Gold in den roten Bergen
glänzte wie eine auf dem Rücken liegende Sichel der Mond und breitete über die Einsamkeit einen Schein, der die rote Wüste mit ihren Spinifexbüscheln und Baumgerippen in eine abstrakte Landschaft verwandelte, ein rostbraunes Gräberfeld mit silbern lackierten Knochen.
»Du blutest ja, Chick«, sagte Wolf.
»Das verdammte Gras.« Chick holte sein Taschentuch hervor und wischte sich über das Gesicht. »Wollen wir hier sitzen und Wurzeln schlagen? Zum Teufel, wir müssen was tun!«
»Nicht schießen, Chick!« stammelte vom Rücksitz Boabo. »Bloß nicht schießen!«
»Dir drehe ich bei nächster Gelegenheit den Hals um! Ich möchte Vorschläge hören …«
»Feuer anmachen!« sagte Boabo kleinlaut. »Feuer ist etwas Heiliges. Am Feuer wird man Freund oder Feind …«
»Der Vorschlag ist nicht schlecht.« Wolf drückte Chicks Gewehr zur Seite und griff nach der Türverriegelung. »Ich steige jetzt aus, gehe zu unseren Frauen hinüber und mache dann ein Feuerchen.«
»Und auf dem Weg dorthin köpft dich ein Bumerang.«
»In der Nacht?«
»Solange die Aboriginals ein Ziel sehen, treffen sie auch. Und dich sieht man bei dieser Nachtbeleuchtung ganz deutlich.«
»Ihr müßt ein Zeichen geben!« ließ sich Boabo aus dem Hintergrund vernehmen.
»Darauf warte ich ja!« Chicks Knurren klang wie das eines gereizten Hundes. »Auch Schüsse sind Feuer!«
»Ein Lappen mit Benzin tut's auch …« Boabo wühlte hinten im Wagen herum, dann schob er einen mit Benzin getränkten Lappen zwischen die Vordersitze. »Anstecken und rauswerfen, dann erst aussteigen …«
»Und ich passe auf.« Chick ließ den Sicherungshebel des Gewehres knacken. »Beim ersten Bumerang beginne ich mit dem Feuerzauber.«
Wolf öffnete die Wagentür, ließ sein Feuerzeug aufflammen, zündete den Lappen an und warf ihn nach draußen. Hell lodernd fiel er in den roten Sand, eine weithin sichtbare Flamme. »Jetzt raus!« sagte Wolf zu sich selbst und sprang aus dem Wagen.
Hinter der Bodenwelle rührte sich nichts. Chick hatte sein Gewehr in Anschlag gebracht. Boabo starrte mit mahlendem Unterkiefer in die fahle Dunkelheit.
Langsam, als kenne er keine Angst und gäbe es keine Gefahr, ging Wolf zu dem VW-Bus hinüber und sah, wie Sally den Kopf durch das Fenster steckte.
»Zurück!« zischte er. »Weg mit dem Kopf.«
»Und du gehst draußen herum …«, sagte sie tonlos vor lauter Erregung.

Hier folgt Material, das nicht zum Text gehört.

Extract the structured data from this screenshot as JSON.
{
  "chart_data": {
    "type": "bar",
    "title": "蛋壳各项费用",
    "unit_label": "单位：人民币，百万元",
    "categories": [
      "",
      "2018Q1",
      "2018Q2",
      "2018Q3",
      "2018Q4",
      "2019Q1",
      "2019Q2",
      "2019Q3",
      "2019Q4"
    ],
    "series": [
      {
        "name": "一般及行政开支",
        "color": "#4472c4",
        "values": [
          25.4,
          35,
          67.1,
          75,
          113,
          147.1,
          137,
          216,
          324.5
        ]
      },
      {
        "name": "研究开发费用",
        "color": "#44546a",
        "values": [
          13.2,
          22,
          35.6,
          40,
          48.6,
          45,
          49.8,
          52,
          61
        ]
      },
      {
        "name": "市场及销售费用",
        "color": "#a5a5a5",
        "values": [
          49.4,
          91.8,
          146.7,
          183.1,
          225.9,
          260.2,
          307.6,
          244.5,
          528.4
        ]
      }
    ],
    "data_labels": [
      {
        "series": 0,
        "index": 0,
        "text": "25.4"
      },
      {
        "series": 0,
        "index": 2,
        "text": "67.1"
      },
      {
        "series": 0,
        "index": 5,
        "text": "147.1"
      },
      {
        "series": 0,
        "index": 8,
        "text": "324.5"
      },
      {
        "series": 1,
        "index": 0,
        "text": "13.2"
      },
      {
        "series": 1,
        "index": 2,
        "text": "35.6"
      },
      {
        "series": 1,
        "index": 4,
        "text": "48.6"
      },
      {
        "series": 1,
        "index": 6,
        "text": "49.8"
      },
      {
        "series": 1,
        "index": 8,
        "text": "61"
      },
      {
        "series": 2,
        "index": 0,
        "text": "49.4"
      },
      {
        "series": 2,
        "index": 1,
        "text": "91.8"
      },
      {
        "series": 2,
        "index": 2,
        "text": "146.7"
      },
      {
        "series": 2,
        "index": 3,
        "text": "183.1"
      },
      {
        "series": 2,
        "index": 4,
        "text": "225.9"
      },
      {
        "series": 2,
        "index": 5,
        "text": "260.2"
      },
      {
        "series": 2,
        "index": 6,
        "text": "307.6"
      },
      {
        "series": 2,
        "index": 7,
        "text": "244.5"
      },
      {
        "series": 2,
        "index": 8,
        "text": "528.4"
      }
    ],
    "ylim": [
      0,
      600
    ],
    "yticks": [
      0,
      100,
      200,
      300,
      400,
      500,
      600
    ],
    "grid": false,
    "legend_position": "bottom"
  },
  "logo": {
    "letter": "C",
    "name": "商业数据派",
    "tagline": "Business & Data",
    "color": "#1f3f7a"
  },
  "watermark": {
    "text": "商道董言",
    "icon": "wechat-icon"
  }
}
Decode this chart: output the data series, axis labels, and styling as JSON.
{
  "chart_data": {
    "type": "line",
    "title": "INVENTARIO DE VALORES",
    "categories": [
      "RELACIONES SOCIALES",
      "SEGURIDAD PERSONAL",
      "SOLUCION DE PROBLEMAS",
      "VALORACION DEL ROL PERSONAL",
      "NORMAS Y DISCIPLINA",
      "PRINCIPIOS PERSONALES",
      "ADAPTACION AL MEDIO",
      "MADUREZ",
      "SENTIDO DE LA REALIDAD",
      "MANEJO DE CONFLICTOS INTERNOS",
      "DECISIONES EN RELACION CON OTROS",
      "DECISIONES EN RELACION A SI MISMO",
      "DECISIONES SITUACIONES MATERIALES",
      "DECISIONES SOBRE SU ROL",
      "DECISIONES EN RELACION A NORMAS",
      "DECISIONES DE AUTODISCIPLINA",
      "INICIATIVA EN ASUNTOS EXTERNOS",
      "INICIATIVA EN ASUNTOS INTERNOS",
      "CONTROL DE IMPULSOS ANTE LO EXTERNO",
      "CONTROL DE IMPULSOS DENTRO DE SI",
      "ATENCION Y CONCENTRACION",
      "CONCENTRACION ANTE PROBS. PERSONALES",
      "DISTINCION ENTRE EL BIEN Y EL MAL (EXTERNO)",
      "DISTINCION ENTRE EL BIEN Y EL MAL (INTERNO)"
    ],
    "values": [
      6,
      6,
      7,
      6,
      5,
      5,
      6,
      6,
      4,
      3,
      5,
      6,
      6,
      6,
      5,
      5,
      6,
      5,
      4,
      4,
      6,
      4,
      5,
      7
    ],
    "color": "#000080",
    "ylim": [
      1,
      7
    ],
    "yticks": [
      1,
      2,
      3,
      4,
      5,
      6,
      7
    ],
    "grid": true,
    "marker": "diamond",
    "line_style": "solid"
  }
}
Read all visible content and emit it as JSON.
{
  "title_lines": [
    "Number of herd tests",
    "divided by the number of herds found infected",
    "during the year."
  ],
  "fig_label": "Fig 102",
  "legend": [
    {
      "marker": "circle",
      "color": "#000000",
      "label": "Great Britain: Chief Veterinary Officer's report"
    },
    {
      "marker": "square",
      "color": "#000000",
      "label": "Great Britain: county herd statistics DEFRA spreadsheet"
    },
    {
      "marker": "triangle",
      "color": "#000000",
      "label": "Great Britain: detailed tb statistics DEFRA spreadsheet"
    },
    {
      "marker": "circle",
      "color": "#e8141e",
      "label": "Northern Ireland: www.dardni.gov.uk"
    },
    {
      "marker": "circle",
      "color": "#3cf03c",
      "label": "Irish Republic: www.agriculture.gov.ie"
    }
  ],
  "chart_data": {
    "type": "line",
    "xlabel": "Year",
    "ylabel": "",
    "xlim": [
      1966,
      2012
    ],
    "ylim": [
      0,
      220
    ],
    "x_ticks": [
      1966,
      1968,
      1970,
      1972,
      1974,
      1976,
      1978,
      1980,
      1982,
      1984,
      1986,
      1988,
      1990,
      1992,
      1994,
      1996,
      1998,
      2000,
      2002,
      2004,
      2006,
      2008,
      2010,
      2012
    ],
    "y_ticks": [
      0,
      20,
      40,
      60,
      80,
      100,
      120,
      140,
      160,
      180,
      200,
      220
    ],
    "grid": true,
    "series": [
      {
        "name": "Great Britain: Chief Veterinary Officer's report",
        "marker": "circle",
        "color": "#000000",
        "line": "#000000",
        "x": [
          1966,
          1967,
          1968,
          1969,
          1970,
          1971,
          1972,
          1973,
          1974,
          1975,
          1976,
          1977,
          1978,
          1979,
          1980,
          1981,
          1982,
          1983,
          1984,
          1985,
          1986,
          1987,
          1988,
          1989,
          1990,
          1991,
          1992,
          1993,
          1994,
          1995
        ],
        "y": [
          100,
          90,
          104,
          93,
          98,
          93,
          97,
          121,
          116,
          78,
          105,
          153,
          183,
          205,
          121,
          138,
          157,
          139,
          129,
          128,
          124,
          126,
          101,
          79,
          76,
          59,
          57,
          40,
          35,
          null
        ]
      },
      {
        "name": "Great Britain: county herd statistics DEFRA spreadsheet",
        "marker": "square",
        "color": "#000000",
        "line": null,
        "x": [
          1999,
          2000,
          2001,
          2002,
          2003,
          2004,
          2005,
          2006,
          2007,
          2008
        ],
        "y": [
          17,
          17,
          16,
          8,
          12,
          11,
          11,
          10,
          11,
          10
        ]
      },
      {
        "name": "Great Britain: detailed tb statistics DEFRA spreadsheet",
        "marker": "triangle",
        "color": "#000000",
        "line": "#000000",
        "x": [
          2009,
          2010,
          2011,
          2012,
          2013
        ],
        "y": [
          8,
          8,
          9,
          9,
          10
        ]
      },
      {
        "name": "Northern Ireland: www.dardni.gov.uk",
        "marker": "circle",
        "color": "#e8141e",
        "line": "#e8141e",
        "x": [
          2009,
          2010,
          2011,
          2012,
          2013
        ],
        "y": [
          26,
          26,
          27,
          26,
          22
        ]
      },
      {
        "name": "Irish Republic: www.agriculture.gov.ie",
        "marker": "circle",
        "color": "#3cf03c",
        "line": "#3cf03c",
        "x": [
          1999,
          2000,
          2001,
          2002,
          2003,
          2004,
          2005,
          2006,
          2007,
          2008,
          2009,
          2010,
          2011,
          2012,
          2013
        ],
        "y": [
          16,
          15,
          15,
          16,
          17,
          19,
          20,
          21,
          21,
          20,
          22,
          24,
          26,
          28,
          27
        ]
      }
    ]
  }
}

»Gib mir durchs Fenster ein paar Holzknüppel. Und Papier …«
Cher stieg nach hinten, wo immer ein kleiner Stapel Feuerholz lag, damit man am Abend nicht erst Brennholz suchen mußte. Am frühen Morgen, vor der Weiterfahrt, wurde dann neues Holz gesammelt. Meist schlugen sie die gerippeähnlichen Äste der abgestorbenen, verdorrten Bäume ab oder sammelten die vom Wind abgerissenen Zweige.
Wolf nahm einen Armvoll Äste durch das Fenster entgegen, ging damit, ebenfalls langsam und damit ein vortreffliches Ziel bietend, zu dem halb eingeknickten Zelt und schichtete das Holz auf der Erde auf. Chick saß lauernd hinter seinem Gewehr, die Bodenwelle im Visier.
»Dieses Zeitlupentempo bringt mich um!« knirschte er. »Warum geht er nicht schneller?«
»Er zeigt allen: Ich bin kein Feind«, sagte Boabo von hinten leise.
»Das weiß doch jeder. Du lieber Himmel, sind wir denn noch in der Kolonialzeit?«
»Mein Volk hat diese Zeit noch nicht vergessen, Chick. Hier im Reservat sind die Aboriginals die Herren, und sie verteidigen diese Selbständigkeit. Das ist das einzige, was ihnen geblieben ist.«
»Und das Saufen!«
»Daran seid ihr, die Weißen, schuld. Wer hat ihnen denn den Alkohol gebracht? Sollen sie sich doch zu Tode saufen, denkt ihr, dann lösen sich alle Probleme von selbst. Und so wird's auch kommen …«
»Da wollen uns Knollennasen wie du an den Kragen, und du hältst politische Vorträge!« schrie Chick und beobachtete dabei Wolf. Der hatte das Papier angezündet und legte nun dünne Zweige auf die Flamme, die sofort das trockene Holz erfaßte. Ein helles Feuer leuchtete auf, auf das Wolf die dickeren Äste warf. Durch die stille Nacht klang das Knacken des brennenden Holzes.
»Das ist gut«, sagte Boabo zufrieden. »Wolf macht es richtig. Wir können aussteigen.«
»Und dann?«
»Nichts. Vielleicht schicken sie einen Unterhändler.«
»Wie im Krieg! Ihr habt ja alle eine Lücke im Hirn!«
Chick und Boabo stiegen aus dem Wagen, nachdem Chick noch einen Moment lang gezögert und das Gewehr in den Händen hin und her geschaukelt hatte.